Yamaon (1954-1958) for bass, alto saxophone, tenor saxophone, contra bassoon, percussion and doublebass is one of the wildest and most direct works of Scelsis. Just as the composition I presagi completed in the same year, the title warns of the destruction of a Mayan city. As Varèse in Ecuatorial and Nocturnal, Scelsi in Yamaon works with a differentiated repertoire of vowels, consonants, and syllables. These have no linguistic semantic meaning, but convey heterogeneous values of expression. “What happens in Yamaon can be described as a process during which the instruments through mimesis (Benjamin: “The talent of producing similarities”) gradually appropriates the music of the singer”. (Henk de Velde)
The violin concert Anahit (1965), which bears the subtitle “Lyrical Poem on the Name of Venus”, is one of the most extraterritorial sound compositions of the 60s. The orchestra comprises 18 soloist instruments and the soloists, performing highly difficult parts and operating with scordatura (re-tuning their instruments), produce a brilliant sound continuum which can no longer be described with the categories used to describe a conventional violin concert. The discourse between solo instruments and the ensemble is replaced by the articulation of changing sound states. The individual voices of the composition vanish in a sound continuum of enigmatic beauty. As Yamaon, the ensemble composition with three movements I presagi (1958) is about the visionary precognition of the downfall of a Mayan city. As in Yamaon, this piece features an unusual instrumentation: two horns, two trumpets, two trombones, two tubas, saxophone, percussion and wind machines.

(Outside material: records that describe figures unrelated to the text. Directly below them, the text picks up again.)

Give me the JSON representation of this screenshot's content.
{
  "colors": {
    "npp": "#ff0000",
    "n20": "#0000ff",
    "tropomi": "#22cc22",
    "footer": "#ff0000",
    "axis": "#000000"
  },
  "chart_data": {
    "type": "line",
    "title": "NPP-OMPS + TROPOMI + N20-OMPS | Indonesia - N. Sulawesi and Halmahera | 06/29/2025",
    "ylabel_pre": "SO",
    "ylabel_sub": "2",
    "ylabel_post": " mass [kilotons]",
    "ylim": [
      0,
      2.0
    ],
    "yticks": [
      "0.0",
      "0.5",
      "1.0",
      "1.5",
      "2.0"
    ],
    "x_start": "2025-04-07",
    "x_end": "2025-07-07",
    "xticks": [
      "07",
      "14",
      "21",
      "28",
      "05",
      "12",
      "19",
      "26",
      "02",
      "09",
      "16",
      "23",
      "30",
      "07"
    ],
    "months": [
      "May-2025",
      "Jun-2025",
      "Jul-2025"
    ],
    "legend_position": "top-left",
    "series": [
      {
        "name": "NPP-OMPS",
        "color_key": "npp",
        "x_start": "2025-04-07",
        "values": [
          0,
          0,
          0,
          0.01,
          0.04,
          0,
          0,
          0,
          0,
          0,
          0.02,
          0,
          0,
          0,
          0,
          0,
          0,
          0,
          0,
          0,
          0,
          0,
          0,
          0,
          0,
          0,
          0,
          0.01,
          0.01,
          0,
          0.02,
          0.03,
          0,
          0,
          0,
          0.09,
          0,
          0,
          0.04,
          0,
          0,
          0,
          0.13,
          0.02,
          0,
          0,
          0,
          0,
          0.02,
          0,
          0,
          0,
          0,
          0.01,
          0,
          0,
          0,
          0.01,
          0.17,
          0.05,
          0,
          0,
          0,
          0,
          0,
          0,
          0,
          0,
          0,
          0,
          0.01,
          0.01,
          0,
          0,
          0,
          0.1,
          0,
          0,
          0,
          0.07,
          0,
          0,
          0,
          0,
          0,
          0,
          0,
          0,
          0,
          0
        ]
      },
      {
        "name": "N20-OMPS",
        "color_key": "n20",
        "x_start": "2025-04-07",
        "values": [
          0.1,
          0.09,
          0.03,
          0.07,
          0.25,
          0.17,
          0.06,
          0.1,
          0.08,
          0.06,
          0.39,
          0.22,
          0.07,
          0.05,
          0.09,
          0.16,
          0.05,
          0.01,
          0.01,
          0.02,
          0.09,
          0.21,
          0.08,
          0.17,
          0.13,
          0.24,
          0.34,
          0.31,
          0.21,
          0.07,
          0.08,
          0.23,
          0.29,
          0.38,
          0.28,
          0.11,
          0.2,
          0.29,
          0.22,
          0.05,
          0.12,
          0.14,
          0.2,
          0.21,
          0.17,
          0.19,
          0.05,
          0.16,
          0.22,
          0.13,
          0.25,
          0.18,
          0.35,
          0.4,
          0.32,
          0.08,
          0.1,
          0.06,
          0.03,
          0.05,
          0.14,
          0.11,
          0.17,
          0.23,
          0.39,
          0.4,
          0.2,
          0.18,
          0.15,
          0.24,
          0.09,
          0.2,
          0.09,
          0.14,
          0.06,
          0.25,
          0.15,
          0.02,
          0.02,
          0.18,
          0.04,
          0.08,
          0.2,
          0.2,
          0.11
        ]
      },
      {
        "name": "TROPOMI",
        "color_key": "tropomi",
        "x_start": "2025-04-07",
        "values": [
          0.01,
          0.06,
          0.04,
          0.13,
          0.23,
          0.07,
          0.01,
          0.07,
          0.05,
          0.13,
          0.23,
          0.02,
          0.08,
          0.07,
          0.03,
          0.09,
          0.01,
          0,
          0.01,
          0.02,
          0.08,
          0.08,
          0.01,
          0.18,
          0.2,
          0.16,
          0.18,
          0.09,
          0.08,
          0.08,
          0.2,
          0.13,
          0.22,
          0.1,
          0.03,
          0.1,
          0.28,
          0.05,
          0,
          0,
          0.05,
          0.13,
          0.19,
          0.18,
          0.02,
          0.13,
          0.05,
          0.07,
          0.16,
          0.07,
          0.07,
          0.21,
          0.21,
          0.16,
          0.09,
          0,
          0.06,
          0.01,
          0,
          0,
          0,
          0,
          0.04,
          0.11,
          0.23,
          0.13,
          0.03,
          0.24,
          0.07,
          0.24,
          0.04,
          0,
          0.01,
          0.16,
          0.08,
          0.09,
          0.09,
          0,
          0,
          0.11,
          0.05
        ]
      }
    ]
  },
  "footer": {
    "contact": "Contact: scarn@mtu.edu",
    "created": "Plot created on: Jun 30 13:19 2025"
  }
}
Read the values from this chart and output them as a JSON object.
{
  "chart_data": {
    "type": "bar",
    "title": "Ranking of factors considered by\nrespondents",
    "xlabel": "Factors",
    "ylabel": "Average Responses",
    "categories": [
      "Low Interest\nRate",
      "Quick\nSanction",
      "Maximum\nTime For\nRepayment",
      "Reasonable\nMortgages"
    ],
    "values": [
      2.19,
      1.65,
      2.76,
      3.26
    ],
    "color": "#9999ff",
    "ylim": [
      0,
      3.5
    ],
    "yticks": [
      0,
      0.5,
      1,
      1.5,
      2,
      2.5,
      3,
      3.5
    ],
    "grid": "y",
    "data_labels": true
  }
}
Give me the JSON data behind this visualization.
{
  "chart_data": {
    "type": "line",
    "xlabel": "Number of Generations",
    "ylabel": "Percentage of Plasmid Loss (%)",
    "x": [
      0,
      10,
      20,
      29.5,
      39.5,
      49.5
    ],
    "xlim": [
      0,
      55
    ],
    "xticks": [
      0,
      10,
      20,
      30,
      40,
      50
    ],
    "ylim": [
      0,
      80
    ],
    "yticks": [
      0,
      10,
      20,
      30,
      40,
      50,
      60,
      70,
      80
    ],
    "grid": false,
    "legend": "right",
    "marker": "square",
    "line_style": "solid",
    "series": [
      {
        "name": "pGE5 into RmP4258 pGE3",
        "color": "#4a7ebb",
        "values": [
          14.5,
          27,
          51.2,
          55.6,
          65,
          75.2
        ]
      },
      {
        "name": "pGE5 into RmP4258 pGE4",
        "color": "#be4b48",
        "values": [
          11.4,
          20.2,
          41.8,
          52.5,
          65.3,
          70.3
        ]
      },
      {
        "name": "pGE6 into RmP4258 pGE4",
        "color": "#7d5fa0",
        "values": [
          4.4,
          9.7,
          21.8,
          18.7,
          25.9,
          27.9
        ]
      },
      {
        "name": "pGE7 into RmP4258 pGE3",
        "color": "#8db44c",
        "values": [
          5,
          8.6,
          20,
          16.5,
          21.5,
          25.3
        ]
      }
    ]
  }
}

The first movement revolves around the note b as an energy centre, while the second movement orbits around the note c. The pent up energy potential of the first two movements is unleashed in the third movement when the drums play for the first time providing an apocalyptic furioso as finale. In the 50s, Scelsi prepares the emergence of his new and pioneering approach to sound with numerous solo pieces for wind instruments. While the flute composition Pwyll (1954) remains true to a more conventional harmonic idea, the Tre pezzi for saxophone (1956) conveys a fascinating cross-over of familiar vocabulary and anticipating brilliance.
Okanagon (1968), composed three years after Anahit, ranks among the enigmatic compositions of the artist. Scelsi outlined the following programme for the harp, doublebass and tam tam trio: “Okanagon is to be understood as a rite, or, if you choose, as the heartbeat of the earth”.